He said it was just going to be a prayer walk in the red light district. I should have known it would be more than just a walk.

The moment we spotted the park that surrounds the Buddhist temple, I was shocked by how beautiful and crowded it was. 

This place was where so much darkness resides? Where women, men, and kids are sold to strangers for $2-5 for an hour.

How can that be? It was the greenest place I had seen yet in Phnom Penh. Full of trees, flowers, and paths to walk around.

There were people everywhere. Taking pictures of the temple. Buying cokes from the vendor. Chatting happily, seemingly unaware of the things that were happening to the people right around them. 

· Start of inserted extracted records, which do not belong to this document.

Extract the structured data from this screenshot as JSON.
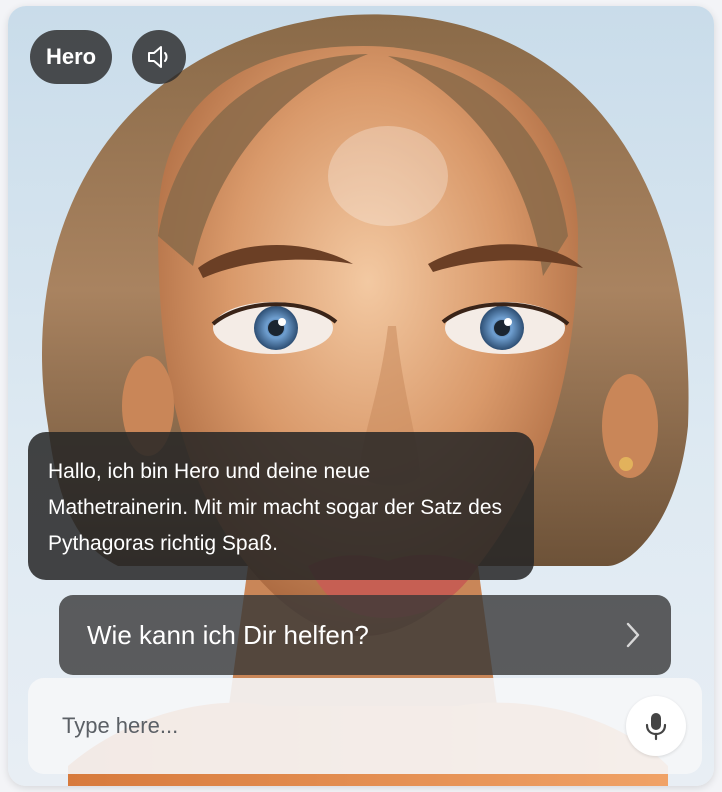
{
  "header": {
    "name_badge": "Hero",
    "sound_icon": "speaker-icon"
  },
  "avatar": {
    "description_icon": "avatar-portrait"
  },
  "chat": {
    "message": "Hallo, ich bin Hero und deine neue Mathetrainerin. Mit mir macht sogar der Satz des Pythagoras richtig Spaß."
  },
  "suggestion": {
    "label": "Wie kann ich Dir helfen?",
    "icon": "chevron-right-icon"
  },
  "input": {
    "placeholder": "Type here...",
    "value": "",
    "mic_icon": "microphone-icon"
  },
  "colors": {
    "overlay_dark": "#262626",
    "input_bg": "#f5f6f8",
    "text_light": "#ffffff"
  }
}
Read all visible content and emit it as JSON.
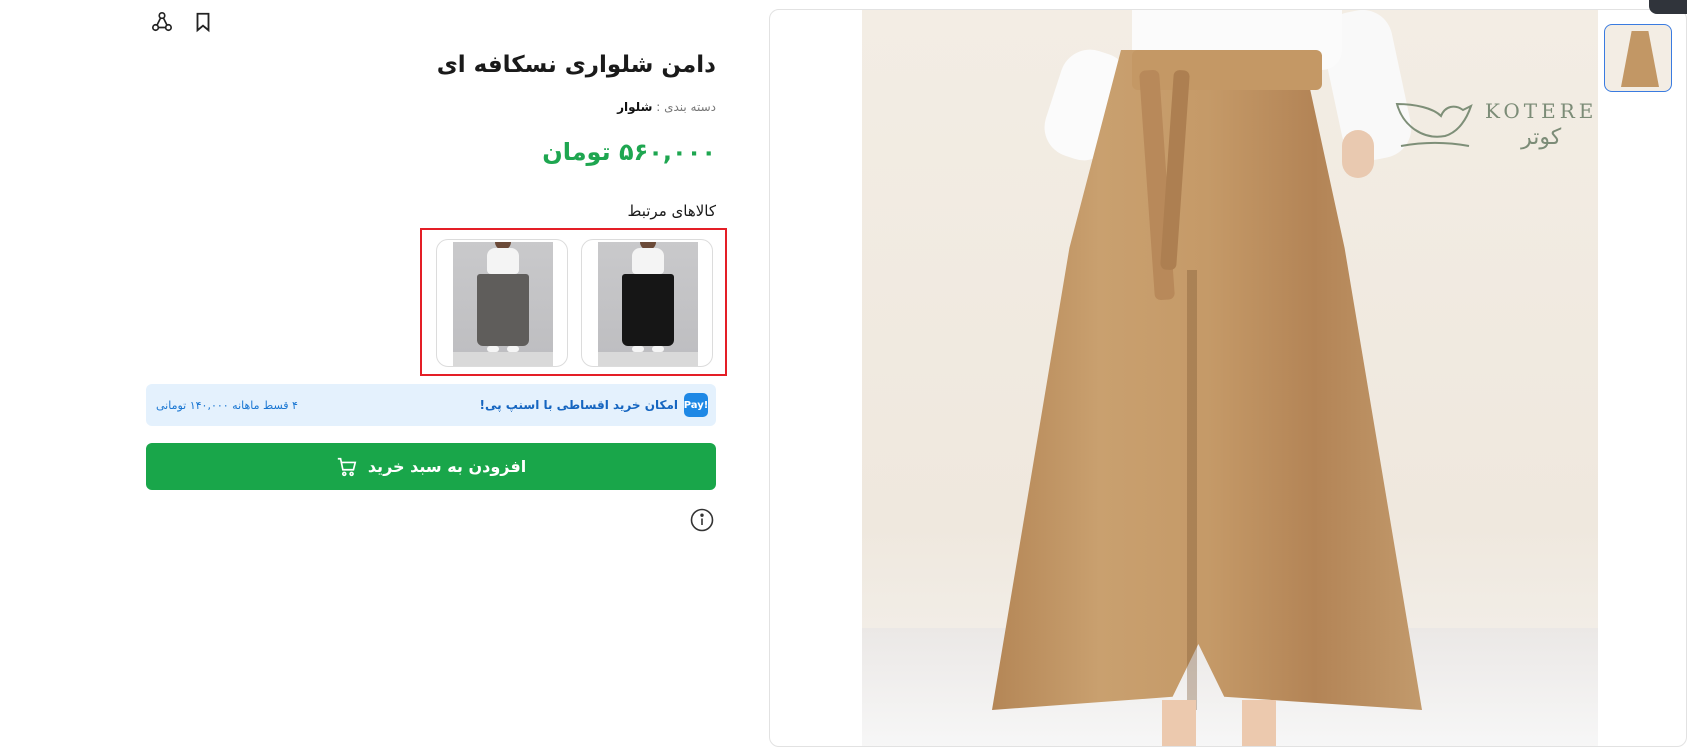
{
  "product": {
    "title": "دامن شلواری نسکافه ای",
    "category_label": "دسته بندی :",
    "category_value": "شلوار",
    "price": "۵۶۰,۰۰۰ تومان"
  },
  "related": {
    "title": "کالاهای مرتبط",
    "items": [
      {
        "color": "#161616",
        "icon": "black-pants-thumbnail"
      },
      {
        "color": "#5f5d5b",
        "icon": "gray-pants-thumbnail"
      }
    ]
  },
  "snapp_pay": {
    "logo": "Pay!",
    "message": "امکان خرید اقساطی با اسنپ پی!",
    "installment": "۴ قسط ماهانه ۱۴۰,۰۰۰ تومانی"
  },
  "actions": {
    "add_to_cart": "افزودن به سبد خرید",
    "icons": [
      "share-icon",
      "bookmark-icon",
      "cart-icon",
      "info-icon"
    ]
  },
  "gallery": {
    "brand_latin": "KOTERE",
    "brand_fa": "کوتر"
  },
  "colors": {
    "price": "#1ea650",
    "cart_button": "#19a64a",
    "highlight_border": "#e41e26",
    "pay_banner_bg": "#e4f1fd",
    "thumb_active_border": "#3a7be0"
  }
}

As we stepped out of our tuk tuk, I felt weight in my heart. This place was heavy and dark. And immediately tears sprang to my eyes. God was allowing me to FEEL what these people felt everyday they worked here. 

Darkness. Loneliness. Pain. Desperation.

It was more than I could take in that moment. So I prayed. Asking for strength and words to say as we started to walk around the circle path that leads all around the temple.

I noticed immediately how many children were in the park. Babies and kids no older than 5 or 6. They are kids of the prostitutes,  our contact told us. 

And my heart ached for them. Their innocence stolen at such a young age. The pain and desperation the mothers must feel having them there. I couldn't imagine having to leave my kids in the park by themselves while I went and tried to make enough money to feed them.

So we walked. And we prayed. And cried out to God that he would be present in this place. That his spirit would stir hearts and create questions that only he could answer. That his love would be poured out on his people and that his voice of truth would be louder than all the lies. 

We spoke hope and light over the people. We prayed for the holy spirits conviction to be thick in the park. And for freedom to come quickly.

We talked with a monk who was desperately seeking for truth and provision in his life that he was not getting from Buddha. My team was able to share the truth of the gospel with him and make plans to talk with him again. And we praised God for his faithfulness and celebrated the amazing work that he is doing there.

And I felt hope. 

But then the sledge hammer came. Two locals that came with us explained what happens when a prostitute has a baby. The women either keep the baby and bring them to work with them, or they sell the babies to pimps or people in the human trafficking industry to raise and then sell them out when they are old enough. 

My heart was officially broken. 

Bringing their children to the park and having them watch as they sold themselves to strangers was the BEST option these women had. It was their way of protecting their children.

The bible says that Jesus wept. And in that moment, I wept with him. For his precious sons and daughters in that park who were trying to survive. And for his other sons and daughters who came to that place looking for an instant something to make them feel good. 

This is why I came on the race. For these moments of insane brokenness. So I can see and feel the injustice of the world. So I can pray with everything in me to change it.